A blood lead level of 3. 5 g/dl is considered the threshold for medical intervention for children by the U. S. Centers for Disease Control and Prevention ( CDC ), but they have stated that there is no level of lead exposure without risk.
According to study coauthor Nathan Chellman, assistant research professor of snow and ice hydrology at DRI,” Lead is known to have a wide range of human health impacts, but we chose to focus on cognitive decline.”
” An IQ reduction of 2 to 3 points doesn’t sound like much, but when you apply that to essentially the entire European population, it’s kind of a big deal”.
The study discovered that atmospheric lead pollution started during the Iron Age and reached its highest point in the late 2nd and early 2nd centuries BCE, at the height of the Roman Republic. It then declined sharply during the 1st , century BCE, during the crisis of the Roman Republic, before increasing around 15 BCE following the rise of the Roman Empire.
Lead pollution remained high through the Antonine Plague, which had a significant impact on the Roman Empire, between 165 and 180 CE. Lead pollution in the Arctic exceeded the high levels of the Roman Empire’s continued high levels until the High Middle Ages in the early 2nd millennium CE.
During the nearly 200-year reign of the Roman Empire, more than 500 kilotons of lead were released into the atmosphere, according to the study.

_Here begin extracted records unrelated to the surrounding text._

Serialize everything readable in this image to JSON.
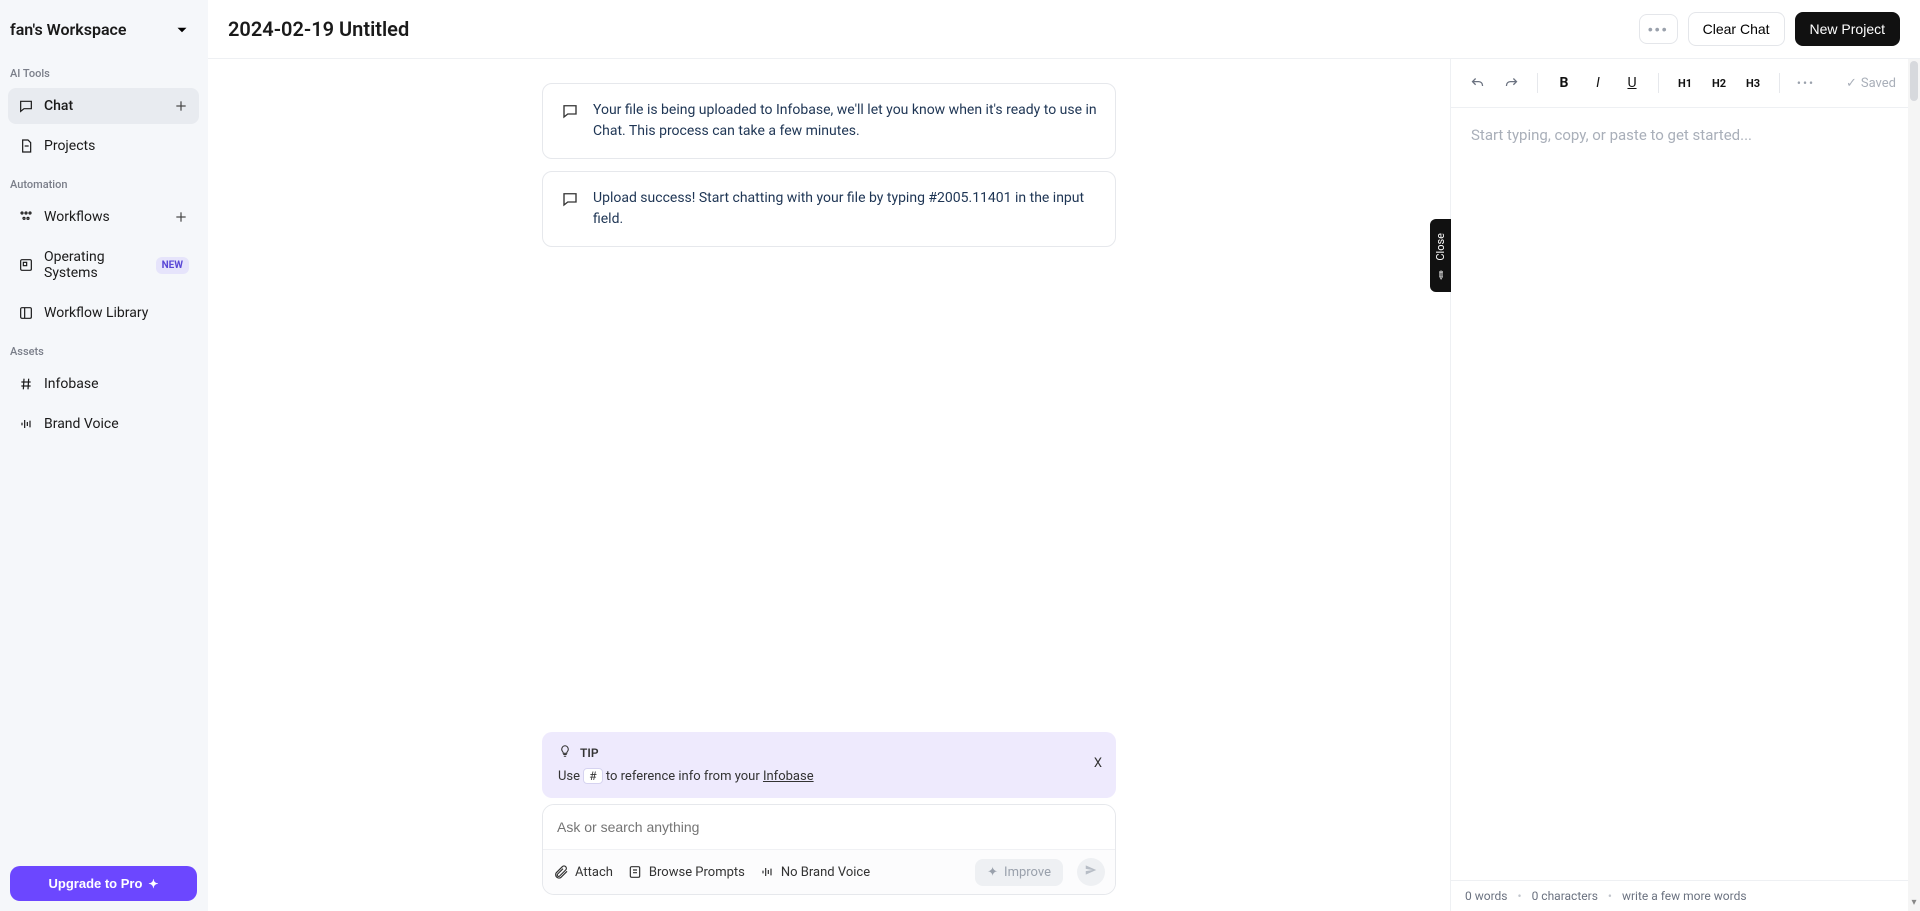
{
  "workspace": {
    "name": "fan's Workspace"
  },
  "sidebar": {
    "sections": {
      "ai_tools": "AI Tools",
      "automation": "Automation",
      "assets": "Assets"
    },
    "chat": "Chat",
    "projects": "Projects",
    "workflows": "Workflows",
    "operating_systems": "Operating Systems",
    "new_badge": "NEW",
    "workflow_library": "Workflow Library",
    "infobase": "Infobase",
    "brand_voice": "Brand Voice",
    "upgrade": "Upgrade to Pro"
  },
  "header": {
    "title": "2024-02-19 Untitled",
    "clear_chat": "Clear Chat",
    "new_project": "New Project"
  },
  "messages": [
    {
      "text": "Your file is being uploaded to Infobase, we'll let you know when it's ready to use in Chat. This process can take a few minutes."
    },
    {
      "text": "Upload success! Start chatting with your file by typing #2005.11401 in the input field."
    }
  ],
  "tip": {
    "label": "TIP",
    "pre": "Use ",
    "key": "#",
    "mid": " to reference info from your ",
    "link": "Infobase",
    "close": "X"
  },
  "chat_input": {
    "placeholder": "Ask or search anything",
    "attach": "Attach",
    "browse_prompts": "Browse Prompts",
    "no_brand_voice": "No Brand Voice",
    "improve": "Improve"
  },
  "close_tab": "Close",
  "editor": {
    "h1": "H1",
    "h2": "H2",
    "h3": "H3",
    "bold": "B",
    "italic": "I",
    "underline": "U",
    "saved": "Saved",
    "placeholder": "Start typing, copy, or paste to get started...",
    "words": "0 words",
    "characters": "0 characters",
    "hint": "write a few more words"
  }
}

The understanding gained from this study demonstrates how “humans have been affecting their health for thousands of years through industrial activity,” according to McConnell, although ice core records show Arctic lead pollution was 40-fold higher during the highest historical peak in the early 1970s.
About this news about neuroscience and cognition
Author: Elyse DeFranco
Source: Desert Research Institute
Contact: Elyse DeFranco – Desert Research Institute
Image: The image is credited to Neuroscience News
Original Research: Closed access.
” Pan-European atmospheric lead pollution, enhanced blood lead levels, and cognitive decline from Roman-era mining and smelting” by Joe McConnell et al. PNAS
Abstract
Pan-European atmospheric lead pollution, enhanced blood lead levels, and cognitive decline from Roman-era mining and smelting
Ancient texts and archaeological evidence suggest that a significant amount of lead was exposed during antiquity that had a potential impact on human health.
Although there were numerous ways to expose people to lead, including glazed tableware, paint, cosmetics, and even involuntary ingestion, the nonelite, rural majority of the population may have been the result of background air pollution from the silver and lead ores that underpinned the Roman economy.
Here, we determined potential health effects of this air pollution using Arctic ice core measurements of Roman-era lead pollution, atmospheric modeling, and modern epidemiology-based relationships between air concentrations, blood lead levels ( BLLs ), and cognitive decline.
Findings suggest air lead concentrations exceeded 150 ng/m3 , near metallurgical emission sources, with average enhancements of >, 1.0 ng/m3 , over Europe during the Pax Romana apogee of the Roman Empire.
The outcome was a blood lead increase of about 2.4 g/dl in young children above an estimated Neolithic background of 1.0 g/dl, leading to widespread cognitive decline, including a 2.5-to-3 point decline in intelligence quotient throughout the Roman Empire.